Die Kinder werden in vier Gruppen aufgeteilt. Jede Gruppe wird am Ende ein einziges Geräusch immer wieder wiederholen; alle vier Gruppen gemeinsam erzeugen dann einen Rhythmus aus vier aufeinanderfolgenden Geräuschen.
Die Erzieherin macht jeder Gruppe deren Geräusch vor, dann wird das Geräusch mehrmals geübt. Erst dann machen die Gruppen nacheinander „ihre“ Geräusche in einer „Endlosschleife“. Dabei muss die Erzieherin alle Geräusche und Bewegungen mitmachen.
Wir stellen uns vor: Wir sind eine Apfelsaftmaschine. In der Maschine geht alles automatisch. Die Maschine hat an einem Ende einen Roboterarm, der die Äpfel vom Baum pflückt.
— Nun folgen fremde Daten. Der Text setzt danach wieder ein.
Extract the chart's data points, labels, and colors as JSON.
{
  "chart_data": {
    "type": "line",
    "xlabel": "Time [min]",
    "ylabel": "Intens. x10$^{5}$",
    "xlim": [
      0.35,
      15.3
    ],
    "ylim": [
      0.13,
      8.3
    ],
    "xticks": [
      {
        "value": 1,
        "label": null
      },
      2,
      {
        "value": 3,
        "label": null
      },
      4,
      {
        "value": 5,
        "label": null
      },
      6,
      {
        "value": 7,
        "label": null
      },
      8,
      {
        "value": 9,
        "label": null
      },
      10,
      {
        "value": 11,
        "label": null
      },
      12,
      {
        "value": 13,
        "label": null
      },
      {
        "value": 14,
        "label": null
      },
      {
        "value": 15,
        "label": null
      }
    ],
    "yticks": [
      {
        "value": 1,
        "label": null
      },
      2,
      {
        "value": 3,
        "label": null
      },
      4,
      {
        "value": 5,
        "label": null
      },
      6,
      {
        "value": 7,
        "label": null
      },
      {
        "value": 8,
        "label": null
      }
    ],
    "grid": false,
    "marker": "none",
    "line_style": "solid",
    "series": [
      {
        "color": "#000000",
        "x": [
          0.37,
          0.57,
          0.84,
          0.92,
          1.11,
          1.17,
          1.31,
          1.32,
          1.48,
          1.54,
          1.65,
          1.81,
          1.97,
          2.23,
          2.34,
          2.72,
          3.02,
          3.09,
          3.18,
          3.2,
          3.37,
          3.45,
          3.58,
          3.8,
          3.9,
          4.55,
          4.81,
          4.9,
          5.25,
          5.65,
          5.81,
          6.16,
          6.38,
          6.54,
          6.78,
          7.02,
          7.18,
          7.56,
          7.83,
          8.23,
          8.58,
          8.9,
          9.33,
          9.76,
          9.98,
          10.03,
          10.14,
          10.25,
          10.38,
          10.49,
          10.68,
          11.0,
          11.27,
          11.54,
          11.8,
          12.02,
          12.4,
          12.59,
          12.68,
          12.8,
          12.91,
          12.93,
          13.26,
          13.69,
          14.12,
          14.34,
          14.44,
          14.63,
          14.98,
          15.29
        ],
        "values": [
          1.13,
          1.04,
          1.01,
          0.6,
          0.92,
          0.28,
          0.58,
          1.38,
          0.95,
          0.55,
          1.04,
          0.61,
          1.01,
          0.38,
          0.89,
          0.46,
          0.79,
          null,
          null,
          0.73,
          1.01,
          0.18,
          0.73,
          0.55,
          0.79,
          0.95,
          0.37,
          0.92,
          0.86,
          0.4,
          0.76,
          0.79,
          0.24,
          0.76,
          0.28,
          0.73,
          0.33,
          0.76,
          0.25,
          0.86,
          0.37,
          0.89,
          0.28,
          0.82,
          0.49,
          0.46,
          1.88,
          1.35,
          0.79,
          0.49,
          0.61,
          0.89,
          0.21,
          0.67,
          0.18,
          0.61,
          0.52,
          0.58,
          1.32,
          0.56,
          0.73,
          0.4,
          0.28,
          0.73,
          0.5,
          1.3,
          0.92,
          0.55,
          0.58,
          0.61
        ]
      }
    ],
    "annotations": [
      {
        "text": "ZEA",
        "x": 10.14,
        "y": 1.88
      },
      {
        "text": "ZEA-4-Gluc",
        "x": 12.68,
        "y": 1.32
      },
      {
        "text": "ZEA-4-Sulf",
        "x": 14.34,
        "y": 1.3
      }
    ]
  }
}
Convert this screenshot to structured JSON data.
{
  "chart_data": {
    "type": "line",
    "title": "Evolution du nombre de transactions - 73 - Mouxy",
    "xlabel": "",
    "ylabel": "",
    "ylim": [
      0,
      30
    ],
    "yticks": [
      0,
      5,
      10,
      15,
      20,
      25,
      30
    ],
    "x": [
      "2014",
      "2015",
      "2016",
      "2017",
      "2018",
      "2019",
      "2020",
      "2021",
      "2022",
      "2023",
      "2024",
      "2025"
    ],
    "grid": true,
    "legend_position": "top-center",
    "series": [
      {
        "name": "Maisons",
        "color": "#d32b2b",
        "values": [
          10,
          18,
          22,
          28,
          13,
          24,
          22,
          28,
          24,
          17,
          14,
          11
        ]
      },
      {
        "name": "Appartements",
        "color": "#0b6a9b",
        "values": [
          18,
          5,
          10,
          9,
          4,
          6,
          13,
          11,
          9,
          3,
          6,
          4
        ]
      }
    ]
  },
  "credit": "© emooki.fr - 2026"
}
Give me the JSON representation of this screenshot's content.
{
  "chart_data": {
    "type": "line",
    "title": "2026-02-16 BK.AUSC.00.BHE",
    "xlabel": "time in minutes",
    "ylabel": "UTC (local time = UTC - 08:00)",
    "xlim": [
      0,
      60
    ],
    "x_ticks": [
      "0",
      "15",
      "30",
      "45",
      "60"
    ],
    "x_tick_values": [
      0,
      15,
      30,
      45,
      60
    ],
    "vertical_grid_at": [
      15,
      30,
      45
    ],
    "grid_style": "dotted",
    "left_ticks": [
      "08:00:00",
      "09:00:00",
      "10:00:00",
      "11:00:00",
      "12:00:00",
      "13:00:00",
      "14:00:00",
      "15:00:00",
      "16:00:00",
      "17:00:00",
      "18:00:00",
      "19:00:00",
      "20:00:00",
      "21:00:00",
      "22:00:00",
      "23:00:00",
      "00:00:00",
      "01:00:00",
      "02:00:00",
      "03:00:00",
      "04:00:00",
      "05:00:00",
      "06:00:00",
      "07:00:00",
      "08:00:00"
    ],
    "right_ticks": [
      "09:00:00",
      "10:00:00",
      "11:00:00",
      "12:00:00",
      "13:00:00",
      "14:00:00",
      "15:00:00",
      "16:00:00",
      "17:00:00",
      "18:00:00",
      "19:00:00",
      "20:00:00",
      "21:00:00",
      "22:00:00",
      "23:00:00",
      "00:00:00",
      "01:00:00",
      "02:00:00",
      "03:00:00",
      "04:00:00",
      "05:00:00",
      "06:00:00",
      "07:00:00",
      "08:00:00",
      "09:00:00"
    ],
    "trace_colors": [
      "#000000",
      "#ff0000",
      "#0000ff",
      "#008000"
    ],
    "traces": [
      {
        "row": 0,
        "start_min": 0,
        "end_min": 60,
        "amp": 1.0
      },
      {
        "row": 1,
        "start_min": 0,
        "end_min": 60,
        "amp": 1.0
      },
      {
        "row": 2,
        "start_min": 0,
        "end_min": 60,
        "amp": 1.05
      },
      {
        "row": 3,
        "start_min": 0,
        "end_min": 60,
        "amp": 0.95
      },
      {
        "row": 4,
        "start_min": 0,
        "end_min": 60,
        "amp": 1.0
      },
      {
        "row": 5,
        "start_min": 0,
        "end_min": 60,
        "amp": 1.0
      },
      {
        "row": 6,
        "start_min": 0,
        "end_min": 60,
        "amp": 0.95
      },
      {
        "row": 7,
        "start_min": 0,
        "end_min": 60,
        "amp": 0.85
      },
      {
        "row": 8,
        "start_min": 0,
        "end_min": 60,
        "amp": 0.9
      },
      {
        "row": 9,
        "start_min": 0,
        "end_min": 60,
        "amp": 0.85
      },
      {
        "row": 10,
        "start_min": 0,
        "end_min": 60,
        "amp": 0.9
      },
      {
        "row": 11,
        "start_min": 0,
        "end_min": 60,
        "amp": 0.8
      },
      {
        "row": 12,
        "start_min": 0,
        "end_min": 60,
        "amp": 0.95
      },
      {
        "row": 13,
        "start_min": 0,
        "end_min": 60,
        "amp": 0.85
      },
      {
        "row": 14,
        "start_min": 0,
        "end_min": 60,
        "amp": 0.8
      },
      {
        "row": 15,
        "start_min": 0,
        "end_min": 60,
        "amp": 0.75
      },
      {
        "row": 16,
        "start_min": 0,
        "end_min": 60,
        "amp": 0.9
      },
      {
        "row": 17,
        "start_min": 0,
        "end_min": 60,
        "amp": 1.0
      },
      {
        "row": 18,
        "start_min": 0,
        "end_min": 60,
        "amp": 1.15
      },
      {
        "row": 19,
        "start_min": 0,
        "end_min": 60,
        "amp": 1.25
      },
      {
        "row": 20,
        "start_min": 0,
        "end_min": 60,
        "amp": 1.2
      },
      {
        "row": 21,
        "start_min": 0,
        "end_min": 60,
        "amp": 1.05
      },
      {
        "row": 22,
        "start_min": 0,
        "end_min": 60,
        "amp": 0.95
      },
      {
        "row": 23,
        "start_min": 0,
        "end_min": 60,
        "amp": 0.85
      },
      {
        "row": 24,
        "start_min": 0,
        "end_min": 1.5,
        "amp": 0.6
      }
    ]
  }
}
Das geht so:
GRUPPE 1: schnippt mit dem Finger und macht dabei gleichzeitig eine „pflückende“ Armbewegung
in der Luft (Kinder, die nicht schnippsen können, dürfen auch ein anderes Geräusch
machen, zum Beispiel mit dem Fuß stampfen).
STUFE 1 der Maschine wird nun angemacht: Die Erzieherin macht mit, in langsamem
Rhythmus:
schnipps – – – schnipps – – – schnipps – – – schnipps – – – schnipps …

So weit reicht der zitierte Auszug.